Читаем The End Is Now полностью

His eyes dropped away. Plenty had happened since, but London had been the first proof that China’s Seventy-Two Hour Virus was waging a world war instead of only a genocide. Cases hadn’t appeared in the U.S. until a full two days after London burned—those last two days of worry over the problems that seemed far away, people that were none of their business. The televisions had still been working, so they had all heard the news unfolding. An entire tribe at the fire, just before the rains.

“What have you seen?” Finally, he wasn’t trying to push her away.

“I can only report on Southern and Central California. Almost everybody’s gone. The rest of us, we’re spread out. You’re the only breather I’ve seen in two months. That’s why it’s time for us to stop hiding and start finding each other.”

“‘Us?’” he repeated, hitched brow incredulous.

“NIs,” she said. “Naturally Immunes. One in ten thousand, but that’s a guess.”

“Jesus.” A worthy response, but Nayima didn’t like the hard turn of his voice.

“Yes.” She realized she didn’t sound sad enough. He might not understand how sadness made her legs collapse, made it hard to breathe. She tried harder. “It’s terrible.”

“Not that—you.” He sang the rest. “Welcome, one and all, to the new super race . . .

Song as mockery, especially in his soulful, road-toughened tenor, hurt more than a physical blow. Nayima’s anger roiled from the memory, the rivulets of poisoned saliva running down her cheeks from hateful strangers making a last wish. “They spit in my face, whenever they could. They tried to take me with them—yet here I stand. You can stop being a slave to that filthy paper you’re wearing, giving yourself rashes. We’re immune. Congratulations.”

“Swell,” he said. “I don’t suppose you can back any of that up with lab tests? Studies?”

“We will one day,” she said. “But so far it’s you, and me, and some cop I saw high-tailing out of Bakersfield who should not have still been breathing. Believe me when I tell you: this bad-boy virus takes everybody, eventually. Except NIs.”

“What if I just left a bunker? A treehouse? A cave?”

“Wouldn’t matter. You’ve been out now. Something you touched. It lives on glass for thirty days, maybe forty-five. That was what the lab people in China said, when they finally started talking. Immunity—that’s not a theory. There were always people who didn’t get it when they should’ve dropped. Doctors. Old People.”

“People who were careful,” he said.

“This isn’t survival of the smartest,” she said. “It’s dumb luck. In our genes.”

“So, basically, Madame Curie,” he said, drawing out his words, “you don’t know shit.”

Arrogant. Rude. Condescending. He was a disappointment after three days’ walk, no question about it. But that was to be expected, Nayima reminded herself. She went on patiently. “The next one we find, we’ll ask what they know. That’s how we’ll learn. Get a handle on the numbers. Start with villages again. I like the Central Valley. Good farmland. We just have to be sure of a steady water supply.” It was a relief to let her thoughts out for air.

He laughed. “Whoa, sister. Don’t start picking out real estate. You and me ain’t a village. I’ll shoot you if you come within twenty yards.”

So—he was armed. Of course. His gun didn’t show, but she couldn’t see his left hand, suddenly hidden beneath a fold in his sleeping bag. He had been waiting for her.

“Oh,” she said. “This again.”

“Yeah—this,” he said. “This is called common sense. Go on about your business. You can spend the night here, but I want you gone by morning. This is mine.”

“Rescue’s coming?”

He coughed a shallow, thirsty cough—not the rattling cough of the plague. “I’m not here for rescue. Didn’t know a thing about that.”

“I have water,” she said. “I bet there’s more in the vendor booths.” Let him remember what it felt like to be fussed over. Let him see caring in her eyes.

His chuckle turned into another cough. “Yeah, no thanks. Got my own.”

“If you didn’t come here to get rescued, then why? Jonesing for hot dog buns?”

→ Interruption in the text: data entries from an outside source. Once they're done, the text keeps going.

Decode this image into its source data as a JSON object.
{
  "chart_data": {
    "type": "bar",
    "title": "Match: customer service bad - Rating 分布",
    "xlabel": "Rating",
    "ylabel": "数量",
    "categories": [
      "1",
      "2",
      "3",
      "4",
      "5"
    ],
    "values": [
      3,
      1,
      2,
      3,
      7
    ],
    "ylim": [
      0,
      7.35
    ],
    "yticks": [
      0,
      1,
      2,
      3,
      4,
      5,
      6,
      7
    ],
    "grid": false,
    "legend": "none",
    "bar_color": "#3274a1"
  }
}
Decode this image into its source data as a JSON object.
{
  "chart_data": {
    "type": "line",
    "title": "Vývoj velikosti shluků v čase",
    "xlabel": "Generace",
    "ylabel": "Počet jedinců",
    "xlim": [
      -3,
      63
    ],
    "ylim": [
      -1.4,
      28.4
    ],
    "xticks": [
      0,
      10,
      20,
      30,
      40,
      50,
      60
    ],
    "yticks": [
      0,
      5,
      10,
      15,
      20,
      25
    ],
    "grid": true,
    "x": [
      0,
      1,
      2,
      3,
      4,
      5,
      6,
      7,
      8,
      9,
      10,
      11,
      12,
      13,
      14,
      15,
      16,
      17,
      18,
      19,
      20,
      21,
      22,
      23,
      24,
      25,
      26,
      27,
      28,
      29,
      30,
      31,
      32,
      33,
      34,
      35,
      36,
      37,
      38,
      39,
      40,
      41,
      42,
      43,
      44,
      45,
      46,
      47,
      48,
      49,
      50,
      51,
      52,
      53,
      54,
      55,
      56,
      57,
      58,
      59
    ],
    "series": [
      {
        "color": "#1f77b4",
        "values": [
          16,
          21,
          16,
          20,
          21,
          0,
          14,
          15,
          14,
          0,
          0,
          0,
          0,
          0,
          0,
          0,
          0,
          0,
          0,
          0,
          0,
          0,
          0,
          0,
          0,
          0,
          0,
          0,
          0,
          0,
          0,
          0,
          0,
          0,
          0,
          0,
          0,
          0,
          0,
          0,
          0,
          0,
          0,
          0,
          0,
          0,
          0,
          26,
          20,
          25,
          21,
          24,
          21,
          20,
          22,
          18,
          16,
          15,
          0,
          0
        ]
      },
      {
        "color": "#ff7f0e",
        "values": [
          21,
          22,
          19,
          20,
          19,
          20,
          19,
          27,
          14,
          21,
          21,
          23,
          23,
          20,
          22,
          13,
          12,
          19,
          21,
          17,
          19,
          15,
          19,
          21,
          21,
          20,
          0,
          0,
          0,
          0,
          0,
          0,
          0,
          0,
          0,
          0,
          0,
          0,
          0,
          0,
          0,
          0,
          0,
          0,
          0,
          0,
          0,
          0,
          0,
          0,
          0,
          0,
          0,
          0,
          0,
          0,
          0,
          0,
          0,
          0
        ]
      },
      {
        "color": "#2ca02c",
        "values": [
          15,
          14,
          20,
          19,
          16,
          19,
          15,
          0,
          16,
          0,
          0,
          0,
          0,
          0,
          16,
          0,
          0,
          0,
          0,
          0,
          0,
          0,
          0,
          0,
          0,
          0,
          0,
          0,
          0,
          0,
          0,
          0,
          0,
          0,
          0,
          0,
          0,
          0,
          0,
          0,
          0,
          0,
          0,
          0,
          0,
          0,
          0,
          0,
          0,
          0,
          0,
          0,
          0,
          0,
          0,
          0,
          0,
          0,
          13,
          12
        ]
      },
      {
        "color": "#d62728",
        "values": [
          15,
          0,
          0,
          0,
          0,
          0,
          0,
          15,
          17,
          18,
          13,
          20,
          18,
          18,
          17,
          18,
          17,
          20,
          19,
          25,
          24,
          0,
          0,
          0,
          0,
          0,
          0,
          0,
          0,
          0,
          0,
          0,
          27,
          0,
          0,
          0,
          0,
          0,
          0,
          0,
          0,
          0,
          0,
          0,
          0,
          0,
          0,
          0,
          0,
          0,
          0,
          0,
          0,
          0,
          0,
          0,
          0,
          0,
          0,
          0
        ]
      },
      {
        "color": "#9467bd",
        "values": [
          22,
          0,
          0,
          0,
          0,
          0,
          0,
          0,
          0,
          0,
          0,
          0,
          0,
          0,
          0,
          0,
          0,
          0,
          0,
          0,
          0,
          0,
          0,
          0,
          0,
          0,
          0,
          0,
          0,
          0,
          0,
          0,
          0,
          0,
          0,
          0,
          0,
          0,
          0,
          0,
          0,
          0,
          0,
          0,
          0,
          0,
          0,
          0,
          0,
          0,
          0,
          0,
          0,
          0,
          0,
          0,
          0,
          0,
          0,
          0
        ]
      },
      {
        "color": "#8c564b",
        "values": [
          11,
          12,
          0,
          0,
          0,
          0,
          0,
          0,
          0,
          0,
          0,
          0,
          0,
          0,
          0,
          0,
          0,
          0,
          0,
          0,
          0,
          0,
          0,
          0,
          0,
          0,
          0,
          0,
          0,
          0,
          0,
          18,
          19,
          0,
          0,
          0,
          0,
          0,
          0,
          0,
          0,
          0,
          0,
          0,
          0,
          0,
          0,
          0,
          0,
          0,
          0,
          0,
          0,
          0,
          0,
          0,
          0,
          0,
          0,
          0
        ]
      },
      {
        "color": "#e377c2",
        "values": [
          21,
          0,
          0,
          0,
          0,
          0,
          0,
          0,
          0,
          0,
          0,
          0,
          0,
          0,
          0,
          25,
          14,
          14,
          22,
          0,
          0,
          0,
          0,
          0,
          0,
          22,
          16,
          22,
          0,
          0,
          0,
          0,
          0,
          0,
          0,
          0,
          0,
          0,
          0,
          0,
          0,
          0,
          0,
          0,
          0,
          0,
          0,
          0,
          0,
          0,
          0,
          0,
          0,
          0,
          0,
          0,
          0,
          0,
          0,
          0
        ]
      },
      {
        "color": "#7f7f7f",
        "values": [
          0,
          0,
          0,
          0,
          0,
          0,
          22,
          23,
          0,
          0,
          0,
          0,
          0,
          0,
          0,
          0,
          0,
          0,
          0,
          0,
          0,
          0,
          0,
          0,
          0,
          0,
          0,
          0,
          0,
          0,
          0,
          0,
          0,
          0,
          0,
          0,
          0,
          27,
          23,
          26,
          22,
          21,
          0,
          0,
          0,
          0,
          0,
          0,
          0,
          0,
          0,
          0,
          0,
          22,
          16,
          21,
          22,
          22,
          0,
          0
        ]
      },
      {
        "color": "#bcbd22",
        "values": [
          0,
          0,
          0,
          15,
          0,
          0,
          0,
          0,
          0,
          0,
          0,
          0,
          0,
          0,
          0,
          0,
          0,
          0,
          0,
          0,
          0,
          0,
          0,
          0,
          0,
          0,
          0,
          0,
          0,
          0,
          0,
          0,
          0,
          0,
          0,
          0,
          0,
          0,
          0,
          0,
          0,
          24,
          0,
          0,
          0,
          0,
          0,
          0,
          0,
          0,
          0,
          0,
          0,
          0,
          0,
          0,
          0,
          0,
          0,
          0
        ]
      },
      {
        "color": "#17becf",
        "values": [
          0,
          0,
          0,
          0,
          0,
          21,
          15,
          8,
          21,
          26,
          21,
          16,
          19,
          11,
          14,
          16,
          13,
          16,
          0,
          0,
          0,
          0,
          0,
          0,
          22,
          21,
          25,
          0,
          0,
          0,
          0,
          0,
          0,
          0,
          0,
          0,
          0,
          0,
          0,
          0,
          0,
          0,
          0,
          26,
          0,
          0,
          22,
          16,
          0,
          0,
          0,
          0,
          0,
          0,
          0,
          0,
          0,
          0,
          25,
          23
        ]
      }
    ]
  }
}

He moved his left hand away from his gun and back to his guitar strings. He plinked.

“My family used to come,” he said. “Compete in 4-H. Eat fried dough ’til we puked. Ride those cheap-ass rides. This area’s real close-knit, so you’d see everybody like a backyard party. That’s all I wanted—to be somewhere I knew. Somewhere I would remember.”

The wind shifted. Could be worse, but the dead were in the breeze.

“Smells like their plan didn’t work out,” Nayima said.

“Unless it did.” He shrugged. “You need to leave me alone now.”

Coming as it did at the end of the living portrait he’d just painted, the theft of his company burned a hole in her. She needed him already. Father, son, brother, lover, she didn’t care which. She didn’t want to be without him. Couldn’t be without him, maybe.

His silence turned the fairgrounds gloomy again. This smell was the reason she preferred the open road, for now.

“At least tell me your name,” she said. Her voice quavered.